Media Land Rover

New Land Rover Defender revealed

Land Rover has revealed its second generation Defender wagon 71 years after the original helped forge an adventurous off-road spirit and cement the British brand as a manufacturer of tough and capable 4x4s.

Unlike the simple original Land Rover that emerged in the shadow of World War II, the all-new Defender successor is loaded with technology - including optional hybrid set-ups, air suspension and over-the-air software updates - and drops old school styling for modern curves with minimalist details.

Land Rover design director Gerry McGovern says it is "respectful of its past but is not harnessed by it".

"This is a new Defender for a New Age," he says. "The new Defender has had to be designed for a world that has changed beyond recognition from when the original was created."

The original Land Rovers (later Defenders) were used in construction of the Snowy Mountains Hydro Scheme and have appeared regularly on the big screen, including in 007 blockbusters.

As well as appealing to hardcore off-roaders Land Rover believes added comfort levels - this is the first Defender with arm rests on the door - will help it appeal to a broader audience, including city slickers who dream of adventuring to the bush.

Defender take two is the culmination of more than a decade of planning, market research and engineering - including a failed concept car that was ridiculed by the Defender faithful - to replace one of the world's most iconic off-roaders and a car that is the heart of the Land Rover brand.

"They are the toughest, most capable Land Rovers ever made - period," says McGovern.

Due in Australia in 2020, the new Defender will initially be offered in two bodies, the three-door 90 and five-door 110. A larger 130 is expected within two years.
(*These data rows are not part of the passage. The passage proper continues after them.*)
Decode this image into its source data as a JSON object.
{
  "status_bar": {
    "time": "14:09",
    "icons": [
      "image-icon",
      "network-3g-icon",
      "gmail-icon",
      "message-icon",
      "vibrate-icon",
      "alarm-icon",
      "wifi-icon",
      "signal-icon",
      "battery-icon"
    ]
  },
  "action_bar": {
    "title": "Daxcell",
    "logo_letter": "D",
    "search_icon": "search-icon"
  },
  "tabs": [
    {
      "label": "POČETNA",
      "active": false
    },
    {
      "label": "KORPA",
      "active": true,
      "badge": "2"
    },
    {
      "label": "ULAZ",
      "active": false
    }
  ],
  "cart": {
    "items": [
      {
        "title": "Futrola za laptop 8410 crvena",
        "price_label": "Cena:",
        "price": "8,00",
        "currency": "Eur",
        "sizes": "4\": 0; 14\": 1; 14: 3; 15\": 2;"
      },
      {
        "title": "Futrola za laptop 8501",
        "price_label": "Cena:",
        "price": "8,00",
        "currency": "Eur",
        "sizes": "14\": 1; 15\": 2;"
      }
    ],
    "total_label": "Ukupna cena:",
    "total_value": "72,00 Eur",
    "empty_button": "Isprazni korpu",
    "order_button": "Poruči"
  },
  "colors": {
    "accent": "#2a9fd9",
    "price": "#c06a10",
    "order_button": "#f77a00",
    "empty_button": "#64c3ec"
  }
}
However, whereas those numbers correlated with the wheelbase in inches of the original Defender, for the new car they have been carried over for sentimental reasons.

Underneath, the new Defender is wildly different from the original.

Instead of a steel truck-like ladder-frame chassis it uses an car-like monocoque made of aluminium. And instead of aluminium body panels of the original (chosen because of excess aluminium supply from fighter plane manufacturing after World War II) the new car uses mostly steel panels.

Whereas all Defenders and the Land Rover Series cars that preceded them had solid axles, the new car has independent suspension front and rear as well as adjustable height air suspension, which will be optional on the 90 and standard on the 110.

The new Defender will be offered with a plug-in hybrid set-up for the first time, pairing an electric motor with a petrol engine.

It also marks the debut of a new inline six-cylinder petrol engine, which will be teamed with a 48V mild hybrid system.

Two 2.0-litre four-cylinder turbo diesel engines are expected to account for the bulk of sales.

Inside, the cabin features levels of luxury unheard of in a Defender, including the latest connectivity and a 10.0-inch touchscreen fitted to an exposed metal crossbeam that forms part of the dash.

Merdian sound systems with up to 15 speakers pumping out 500W of noise.

A new electrical architecture is claimed to have 85 ECUs (or computers) turning the Defender into "an all-terrain supercomputer capable of handling 21,000 network messages at any one time".

Like a Tesla, it can also receive over-the-air software updates via twin in-built SIM cards to ensure the car is connected whenever it is in mobile range.

As well as three engine options for Australia and two body styles there are six model grades - basic Defender, S, SE, HSE, Defender X and First Edition.

Land Rover has also developed 170 accessories covering everything from an inflatable tent and folding ladder to a winch and snorkel. There's also a sustainably manufactured and recyclable removable wrap to protect the paint from scratches from trees and shrubs.

Associated merchandise includes a backpack that doubles as a rear arm rest and a belt with a six-tonne tensile strength.

Land Rover has grouped various accessories into four easily marketed packs: Explorer, Adventure, Country and Urban.

The new Defender 110 is due in dealerships in June 2020 with the 90 to follow later in the year.

Land Rover says the 110 will be priced from about $70,000, plus on-road costs.

The 90 should start at about $60,000.